Noting that “Alli is just the latest in a long string of weight-loss strategies that aim to boost corporate profits more than to increase health,” Judy Norsigian and Heather Stephenson of Our Bodies Ourselves summarize the concerns and potential dangers associated with the first over-the-counter diet drug approved by the FDA.
Their commentary, published at Women’s eNews, also makes the case for government reform that could lead to healthy diet changes. But first, here’s the big question:
Who would trust a diet pill that has no proven health benefits and requires you to keep an extra pair of pants handy in case of uncontrollable diarrhea and oily discharge?
GlaxoSmithKline is betting that a lot of people will.
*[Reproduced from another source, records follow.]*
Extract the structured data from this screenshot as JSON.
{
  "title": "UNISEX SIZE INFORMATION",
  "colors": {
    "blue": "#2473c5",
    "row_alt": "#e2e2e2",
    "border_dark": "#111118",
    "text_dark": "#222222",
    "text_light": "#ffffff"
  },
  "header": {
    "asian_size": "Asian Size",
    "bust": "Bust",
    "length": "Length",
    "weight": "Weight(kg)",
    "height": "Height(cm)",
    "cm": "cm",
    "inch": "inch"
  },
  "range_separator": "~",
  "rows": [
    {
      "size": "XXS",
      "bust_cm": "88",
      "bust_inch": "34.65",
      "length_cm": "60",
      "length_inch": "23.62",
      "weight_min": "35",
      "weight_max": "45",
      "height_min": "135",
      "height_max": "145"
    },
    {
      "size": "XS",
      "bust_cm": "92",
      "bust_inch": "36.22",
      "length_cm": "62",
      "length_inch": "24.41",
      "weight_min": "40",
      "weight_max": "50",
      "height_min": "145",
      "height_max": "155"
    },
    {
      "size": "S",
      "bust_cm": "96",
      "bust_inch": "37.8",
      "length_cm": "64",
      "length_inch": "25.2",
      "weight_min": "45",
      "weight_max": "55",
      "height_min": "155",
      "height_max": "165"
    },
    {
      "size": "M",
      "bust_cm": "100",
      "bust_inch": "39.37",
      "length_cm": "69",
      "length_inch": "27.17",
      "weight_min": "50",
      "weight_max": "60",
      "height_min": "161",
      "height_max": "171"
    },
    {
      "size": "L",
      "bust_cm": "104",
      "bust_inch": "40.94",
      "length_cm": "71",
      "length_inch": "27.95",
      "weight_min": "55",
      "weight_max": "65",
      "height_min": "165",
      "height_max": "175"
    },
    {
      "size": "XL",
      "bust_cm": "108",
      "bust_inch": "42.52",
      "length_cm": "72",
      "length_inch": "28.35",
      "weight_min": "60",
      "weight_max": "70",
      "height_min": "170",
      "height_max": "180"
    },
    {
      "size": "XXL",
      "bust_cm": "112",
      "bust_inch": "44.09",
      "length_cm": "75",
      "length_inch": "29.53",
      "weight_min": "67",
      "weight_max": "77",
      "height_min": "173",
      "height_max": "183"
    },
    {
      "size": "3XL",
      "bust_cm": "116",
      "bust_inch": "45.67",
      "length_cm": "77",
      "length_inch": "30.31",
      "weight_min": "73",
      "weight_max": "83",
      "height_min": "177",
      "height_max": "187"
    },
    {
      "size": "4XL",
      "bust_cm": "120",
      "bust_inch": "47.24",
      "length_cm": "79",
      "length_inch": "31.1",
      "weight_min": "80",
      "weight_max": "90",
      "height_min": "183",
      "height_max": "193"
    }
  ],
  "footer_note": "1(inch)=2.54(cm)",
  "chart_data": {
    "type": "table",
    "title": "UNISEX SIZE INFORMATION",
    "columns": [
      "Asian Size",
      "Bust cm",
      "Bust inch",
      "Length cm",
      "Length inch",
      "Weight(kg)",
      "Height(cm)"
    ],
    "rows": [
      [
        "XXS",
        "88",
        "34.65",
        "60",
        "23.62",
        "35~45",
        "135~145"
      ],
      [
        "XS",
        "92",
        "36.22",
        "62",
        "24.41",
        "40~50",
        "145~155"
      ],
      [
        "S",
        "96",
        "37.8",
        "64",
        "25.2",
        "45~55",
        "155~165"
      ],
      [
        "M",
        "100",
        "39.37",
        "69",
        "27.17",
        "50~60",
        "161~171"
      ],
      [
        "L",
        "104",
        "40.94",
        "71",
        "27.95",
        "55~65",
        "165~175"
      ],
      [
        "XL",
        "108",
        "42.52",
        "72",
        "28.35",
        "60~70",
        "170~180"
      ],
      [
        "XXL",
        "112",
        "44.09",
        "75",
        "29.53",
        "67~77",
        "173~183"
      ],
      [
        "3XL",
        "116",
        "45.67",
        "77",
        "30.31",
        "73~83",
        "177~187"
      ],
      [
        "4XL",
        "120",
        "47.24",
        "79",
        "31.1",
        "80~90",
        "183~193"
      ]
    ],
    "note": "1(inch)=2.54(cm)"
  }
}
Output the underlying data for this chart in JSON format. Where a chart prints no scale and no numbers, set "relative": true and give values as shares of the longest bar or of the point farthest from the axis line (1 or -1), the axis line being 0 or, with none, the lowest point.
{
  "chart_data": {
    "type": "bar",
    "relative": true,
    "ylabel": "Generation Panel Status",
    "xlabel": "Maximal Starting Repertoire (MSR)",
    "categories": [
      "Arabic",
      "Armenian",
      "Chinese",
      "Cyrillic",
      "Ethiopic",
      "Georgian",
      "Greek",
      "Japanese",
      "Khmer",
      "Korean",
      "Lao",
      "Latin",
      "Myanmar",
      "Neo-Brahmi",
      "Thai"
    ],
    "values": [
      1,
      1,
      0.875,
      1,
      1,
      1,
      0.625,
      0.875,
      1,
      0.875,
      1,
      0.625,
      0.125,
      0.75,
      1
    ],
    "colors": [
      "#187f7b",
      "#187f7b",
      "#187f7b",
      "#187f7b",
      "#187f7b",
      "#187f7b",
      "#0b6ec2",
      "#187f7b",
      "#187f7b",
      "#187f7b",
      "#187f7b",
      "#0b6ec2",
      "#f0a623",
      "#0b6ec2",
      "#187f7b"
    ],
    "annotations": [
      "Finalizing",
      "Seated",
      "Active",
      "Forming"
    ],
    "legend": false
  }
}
The international pharmaceutical giant, with consumer products headquarters in Pittsburgh, has launched a $150 million marketing campaign for its new diet pill. It anticipates annual sales in the billions.
That marketing campaign, by the way, was noted by Prescription Access Litigation, which recently honored GlaxoSmithKline with a Bitter Pill Award: With Allies Like This, Who Needs Enemas?
And as for those side effects …
The orlistat in alli blocks the absorption of about one-quarter of the fat a person consumes. That fat passes right through the body, which causes negative gastrointestinal effects (such as gas and oily leakage that soils clothes) in about half of the people who took alli in clinical trials. Those negative effects may be an excellent motivator to stick to a low-fat diet, but people may compensate by eating more sugar, which isn’t healthy.
Weight is a major public health concern, but as Norsigian and Stephenson point out, alli is not part of the solution:
Its high cost and negative effects are not worth the minimal “benefit” of a small increase in short-term weight loss, and it has no proven health benefit. In fact, it decreases the absorption of fat-soluble vitamins A, D and E and beta-carotene. The FDA recommends that anyone taking alli also take a daily multivitamin.
Rather than suggesting that overweight individuals pop more pills or adopt yet another dieting scheme, we need to encourage lifelong healthy eating and regular physical activity. We also need to address negative social and environmental forces that contribute to our rapidly expanding national waistline.
They go on to offer a number of suggestions to combat the trends that have led to the rise of obesity in children and adults since the 1980s. Perhaps the most important thing to remember, though, is that “health at any size is a much better goal than thinness.”
Plus: Wikipedia is a good jumping-off point for resources about the “health at any size” approach to healthy living, which prioritizes intuitive eating and physical activity over a focus on dieting and weight loss. This Mescape article, “Health at Every Size: Toward a New Paradigm of Weight and Health,” is particularly good. “What Is Size Acceptance?” includes a number of links, analysis and resources.